According to the Hebrew calendar, we’re now in the month of Av, and fast approaching the single most grief-stricken day of the Jewish year. Tisha b’Av (the ninth of Av) begins on Monday next week, the day on which we mourn the destruction of our Temple (twice), as well as a series of other blood-soaked and heartbreaking events which, according to tradition (and in some cases recorded history), all happened on that single, terrible day. We’re taught that the Temple was destroyed (and by extension, Jewish history turned tragic) because of our own ungodly behavior—because of sinat chinam, baseless hatred.
This came to mind for me as I watched the reports out of Jerusalem this week regarding the monthly prayer service conducted by Women of the Wall at the Western Wall. There they stood, these brave women and their male allies, facing the wrath, the spit, the thrown eggs and tossed chairs of Israel’s ultra-Orthodox community, right there, at the Kotel, on the very remains of our Temple, the very spot where hatred undid us.
It’s easy for a Jew like me—an egalitarian-minded, Conservative-affiliated, American-Israeli Jew—to see the pictures and read the stories and immediately think: They’re doing what undid us. Those men in their beards and 16th century clothes, those young women bused in from religious institutions all over Israel, those people wielding projectiles and venom—they’re doing that which pulled us apart and scattered us to the nations. How can they not see? How, mere days before Tisha b’Av, can world Jewry not see what they’re doing?
But though I am a woman of faith, I attempt to live that faith in the world as it actually is, not as I would like it to be, and the simple truth is: Those people don’t believe that they’re practicing sinat chinam. They believe, and I’m guessing with all their hearts, that they’re protecting the faith of our fathers from one such as me. That their hatred is not only not-baseless, it is righteous.
“Nazism, Amalekitism, and Reform,” they screamed at their fellow Jews—which is to say: The men in the 16th century garb, the school girls, and whoever stood with them believe that women wearing prayer shawls are like Nazis. Like Amalek, the Biblical evil-doer whose name we are enjoined to “blot out.” And just to complete the picture, they rounded their insult off with the word “Reform”—in their eyes, Reform/non-Orthodox Jews are no better than Nazis. No better than Amalek.
The simple and oft-denied truth is that Jews have not been a unified people since that unfortunate incident with the Golden Calf. We’re not a unified people, because no people is. That’s why religions have reforms and upheavals and breakaways—indeed, that’s why the Talmud looks the way it does. Because people have wildly divergent thoughts about the same ideas.

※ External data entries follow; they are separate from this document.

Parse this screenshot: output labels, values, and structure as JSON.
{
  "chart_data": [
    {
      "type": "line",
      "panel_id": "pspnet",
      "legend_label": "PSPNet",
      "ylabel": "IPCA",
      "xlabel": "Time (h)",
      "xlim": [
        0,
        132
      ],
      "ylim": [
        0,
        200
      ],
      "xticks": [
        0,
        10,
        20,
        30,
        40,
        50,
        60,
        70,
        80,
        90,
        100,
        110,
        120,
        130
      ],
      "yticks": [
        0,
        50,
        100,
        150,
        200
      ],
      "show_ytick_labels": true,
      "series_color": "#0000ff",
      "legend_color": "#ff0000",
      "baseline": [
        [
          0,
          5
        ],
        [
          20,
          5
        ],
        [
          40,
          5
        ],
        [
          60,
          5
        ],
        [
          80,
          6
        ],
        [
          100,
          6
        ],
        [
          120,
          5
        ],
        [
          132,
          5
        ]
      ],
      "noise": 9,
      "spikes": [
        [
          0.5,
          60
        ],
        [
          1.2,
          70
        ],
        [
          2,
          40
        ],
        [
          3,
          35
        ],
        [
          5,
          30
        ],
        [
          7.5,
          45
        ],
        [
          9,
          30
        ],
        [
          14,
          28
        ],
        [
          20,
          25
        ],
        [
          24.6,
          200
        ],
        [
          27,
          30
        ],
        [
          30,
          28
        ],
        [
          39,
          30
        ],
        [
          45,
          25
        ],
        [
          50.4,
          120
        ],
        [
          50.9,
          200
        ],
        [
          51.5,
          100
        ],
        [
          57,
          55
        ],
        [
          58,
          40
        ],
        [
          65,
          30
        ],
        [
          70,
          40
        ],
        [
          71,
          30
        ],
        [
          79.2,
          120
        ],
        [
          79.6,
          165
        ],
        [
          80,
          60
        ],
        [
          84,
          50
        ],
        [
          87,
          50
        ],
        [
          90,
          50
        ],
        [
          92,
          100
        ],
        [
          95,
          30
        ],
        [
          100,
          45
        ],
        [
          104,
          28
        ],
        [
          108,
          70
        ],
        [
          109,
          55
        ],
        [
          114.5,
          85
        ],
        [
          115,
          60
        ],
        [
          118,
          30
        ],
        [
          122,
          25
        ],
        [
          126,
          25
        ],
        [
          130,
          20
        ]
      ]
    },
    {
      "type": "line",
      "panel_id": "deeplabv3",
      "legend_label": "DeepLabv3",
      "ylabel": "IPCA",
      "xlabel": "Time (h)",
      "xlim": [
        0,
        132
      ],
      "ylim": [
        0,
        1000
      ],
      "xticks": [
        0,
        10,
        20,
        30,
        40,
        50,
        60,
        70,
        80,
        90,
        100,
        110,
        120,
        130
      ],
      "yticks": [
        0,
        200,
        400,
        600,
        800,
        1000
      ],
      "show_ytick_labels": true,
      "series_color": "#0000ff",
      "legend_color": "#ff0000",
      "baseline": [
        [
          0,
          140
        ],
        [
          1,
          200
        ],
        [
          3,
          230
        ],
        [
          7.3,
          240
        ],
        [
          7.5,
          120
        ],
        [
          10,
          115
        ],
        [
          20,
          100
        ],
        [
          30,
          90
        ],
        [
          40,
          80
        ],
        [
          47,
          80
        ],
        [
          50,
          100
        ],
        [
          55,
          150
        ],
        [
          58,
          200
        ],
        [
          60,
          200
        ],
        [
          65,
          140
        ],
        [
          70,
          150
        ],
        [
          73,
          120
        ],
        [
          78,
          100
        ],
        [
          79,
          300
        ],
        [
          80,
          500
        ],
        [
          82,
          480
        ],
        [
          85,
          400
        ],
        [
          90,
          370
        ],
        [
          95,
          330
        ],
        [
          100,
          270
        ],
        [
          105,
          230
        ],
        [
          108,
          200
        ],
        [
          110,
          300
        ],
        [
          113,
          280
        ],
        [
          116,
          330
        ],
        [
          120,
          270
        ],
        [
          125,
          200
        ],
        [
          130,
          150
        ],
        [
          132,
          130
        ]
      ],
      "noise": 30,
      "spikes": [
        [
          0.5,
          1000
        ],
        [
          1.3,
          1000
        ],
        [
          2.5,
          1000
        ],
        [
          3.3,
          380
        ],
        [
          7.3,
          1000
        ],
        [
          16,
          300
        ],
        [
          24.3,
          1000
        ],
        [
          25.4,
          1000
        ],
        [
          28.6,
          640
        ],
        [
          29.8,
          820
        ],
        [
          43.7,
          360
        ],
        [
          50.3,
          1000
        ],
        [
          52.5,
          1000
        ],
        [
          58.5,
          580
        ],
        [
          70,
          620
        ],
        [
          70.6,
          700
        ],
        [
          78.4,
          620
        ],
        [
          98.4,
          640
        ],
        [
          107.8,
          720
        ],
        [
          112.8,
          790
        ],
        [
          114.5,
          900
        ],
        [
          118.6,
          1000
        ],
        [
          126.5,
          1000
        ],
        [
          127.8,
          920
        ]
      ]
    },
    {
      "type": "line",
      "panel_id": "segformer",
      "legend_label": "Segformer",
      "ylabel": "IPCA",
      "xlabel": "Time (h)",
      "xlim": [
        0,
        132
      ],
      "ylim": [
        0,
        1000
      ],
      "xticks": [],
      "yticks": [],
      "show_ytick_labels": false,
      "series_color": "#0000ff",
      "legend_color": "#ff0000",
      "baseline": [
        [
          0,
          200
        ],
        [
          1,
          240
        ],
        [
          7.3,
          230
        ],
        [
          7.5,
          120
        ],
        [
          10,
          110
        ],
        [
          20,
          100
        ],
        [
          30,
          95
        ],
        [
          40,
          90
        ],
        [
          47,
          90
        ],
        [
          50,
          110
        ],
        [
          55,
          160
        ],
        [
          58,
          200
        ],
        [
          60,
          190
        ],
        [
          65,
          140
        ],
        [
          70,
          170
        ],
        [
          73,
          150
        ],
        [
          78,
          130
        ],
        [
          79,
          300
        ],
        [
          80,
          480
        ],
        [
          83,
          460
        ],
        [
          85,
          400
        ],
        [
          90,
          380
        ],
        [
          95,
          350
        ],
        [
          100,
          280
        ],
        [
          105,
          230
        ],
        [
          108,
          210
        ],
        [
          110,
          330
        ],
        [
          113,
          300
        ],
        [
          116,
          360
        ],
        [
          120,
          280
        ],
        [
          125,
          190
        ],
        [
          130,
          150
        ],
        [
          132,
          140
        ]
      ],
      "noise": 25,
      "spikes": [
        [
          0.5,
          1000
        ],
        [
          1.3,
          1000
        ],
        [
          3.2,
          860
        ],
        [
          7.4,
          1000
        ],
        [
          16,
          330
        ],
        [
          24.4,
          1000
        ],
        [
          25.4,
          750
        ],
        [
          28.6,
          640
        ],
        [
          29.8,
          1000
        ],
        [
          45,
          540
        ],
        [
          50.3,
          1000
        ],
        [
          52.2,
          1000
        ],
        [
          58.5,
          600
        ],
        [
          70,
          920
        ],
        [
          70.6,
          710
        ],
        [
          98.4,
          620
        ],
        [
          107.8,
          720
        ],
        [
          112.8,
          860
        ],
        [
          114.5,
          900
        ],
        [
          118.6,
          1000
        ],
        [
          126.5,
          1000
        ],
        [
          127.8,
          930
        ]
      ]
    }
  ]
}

And that’s also why, in a democracy, we’re not supposed to give one form of religious observance preference over the others—the very thing that Israel has enshrined in law, the very thing that allows ultra-Orthodox protestors to behave so vilely toward women who have come to our most sacred site in order to worship the Holy One.
I don’t hate the people who equate Jews like me and Women of the Wall with Hitler. I don’t want to blot them out. I will not suggest that their Judaism is inauthentic. But I do not doubt that their hate for and fear of me is very, very real, and that their political power gives that hate and fear very real consequences.
As a student of history, I believe that we lost our Temple because we were defeated militarily (this sort of thing happened a lot in Jerusalem, to all kinds of people); as a social scientist, I understand that the odium motivating this week’s protests has a good, solid base. There’s nothing we can do about either of those things, and none of my crunchy-granola angst about tikkun olam will change that.
What other-than-ultra-Orthodox Jews need to do is precisely what Women of the Wall is doing: Claim our space. Take the state to court. Insist that there is no single way to be a Jew, and that no Jew can claim hegemony over that which is holy to us all.
Even as I struggle within my own spiritual practice to learn the lessons of Tisha b’Av and expunge sinat chinam from my own heart, I don’t need the ultra-Orthodox to not-hate me. I need the state of Israel to protect my rights.